Spatial relations among objects presented on a map can be organized in the form of a matrix. The matrices are called weights matrices. Due to their large size and a great amount of detailed information, weights matrices are not carriers of knowledge which could be presented directly in the results of a conducted study but they form the basis of further analysis. The data included in the matrices are usually treated as weights in spatial analyses and, in this manner, allow to use the information from the map.
The simplest form of a weights matrix is a neighbor matrix. Neighbor matrix is a square table with zeros on the main diagonal, where the neighborhood of objects is marked with a binary value (1 – for neighboring objects, 0 – for non-neighboring objects).
In statistical analyses the most commonly used matrices are row-standardized matrices with the values of each of its rows summing to one. Row standardization means that each weight is divided by the sum of a row (the sum of the weights of all neighboring elements). As a result, the obtained weights are in the range from 0 to 1. The influence of objects with varying numbers of neighbors, in analyses based on a weights matrix standardized in this way, is balanced.

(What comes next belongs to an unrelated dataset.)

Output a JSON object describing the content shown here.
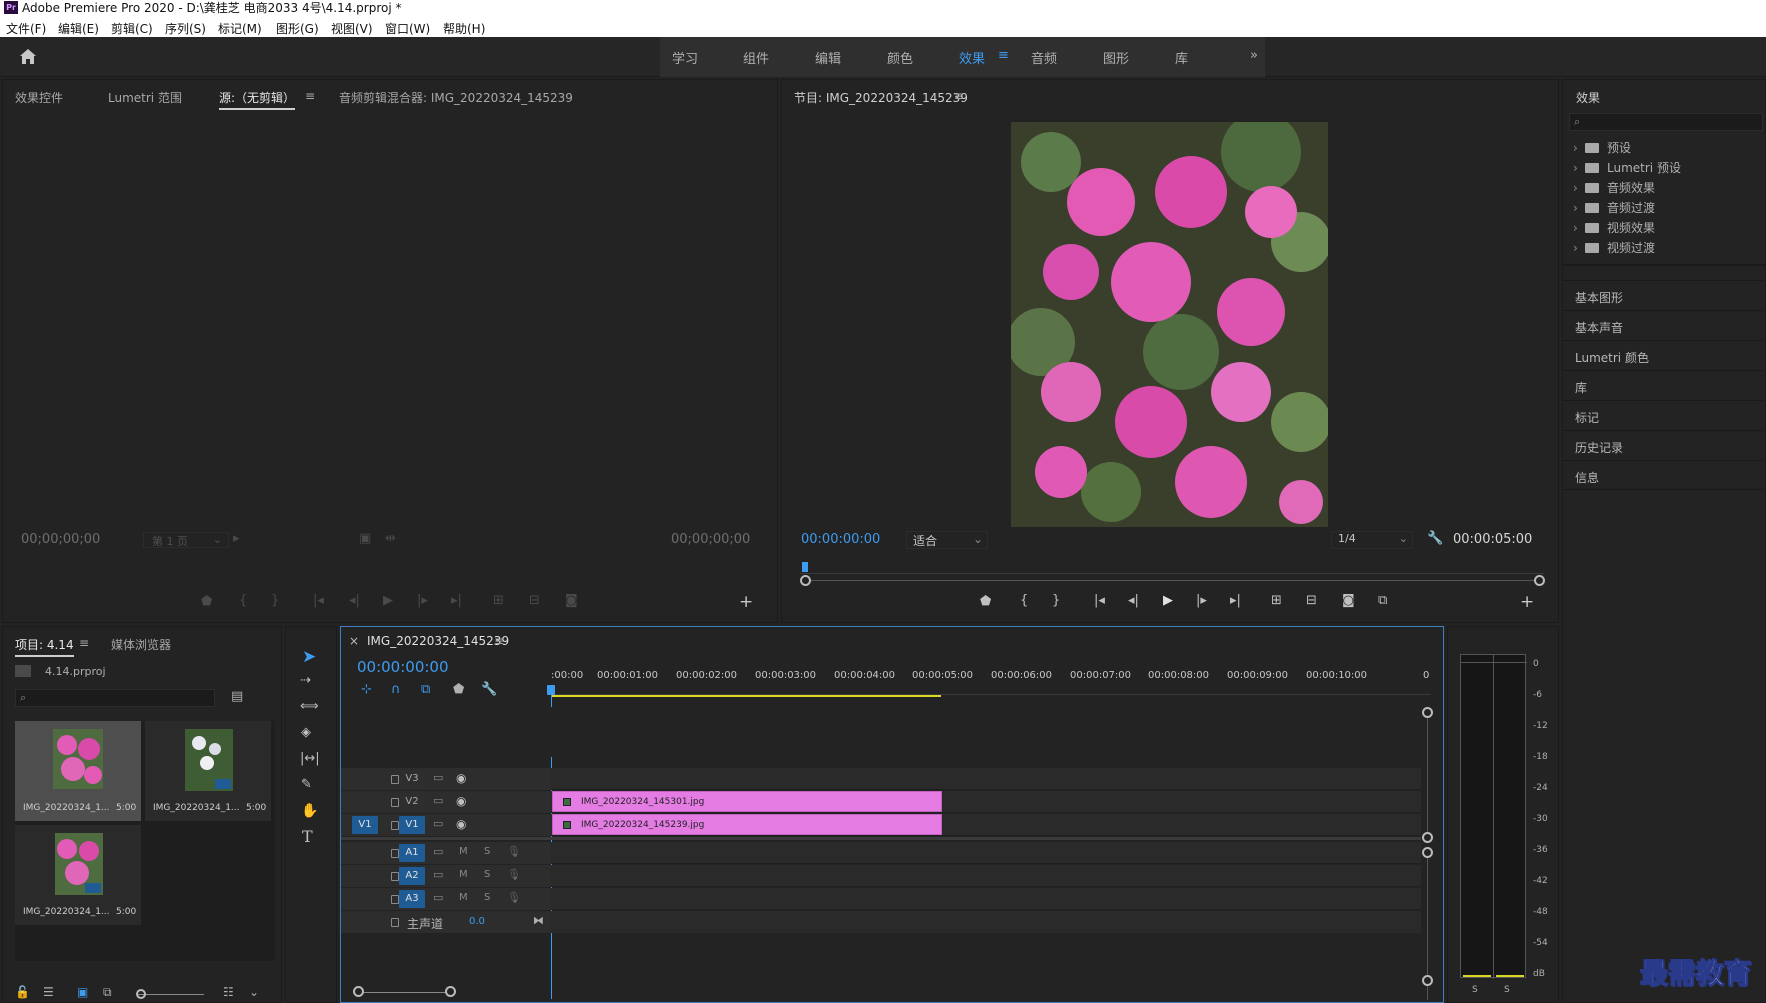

Selected weights matrices should reflect spatial relationships which connect the analyzed objects. The more realistic the reflection of the model of mutual influence of objects in space, the more exact results will be obtained.
The window with settings for weights matrices
is accessed via the menu Spacial analysis
→Tools
→Spatial weights matrix
.
For creating a weights matrix based on the distances of points we should have at our disposal data from a map which contains objects such as a point, a multipoint, or a polygon. In the case of an analysis of polygons, calculations are based on centroids, and in the case of multipoints they are based on centers of objects.
Description you can find in User Guide - PQStat, section: the similarity matrix.
For creating a weights matrix based on proximity of objects (contiguity) we should have at our disposal data from a map which contains objects such as a multipoint or a polygon.
Type of contiguity
The contiguity is usually understood as a common section with a non-zero length (i.e. a section longer than 1 point) – it is the Rook type neighborhood, or as any section (also of zero length, i.e. a point) – it is the Queen type neighborhood.
Weights matrix according to contiguity:
Weights matrices can be row standardized -– it is the recommendation of some statistical analyses based on those matrices.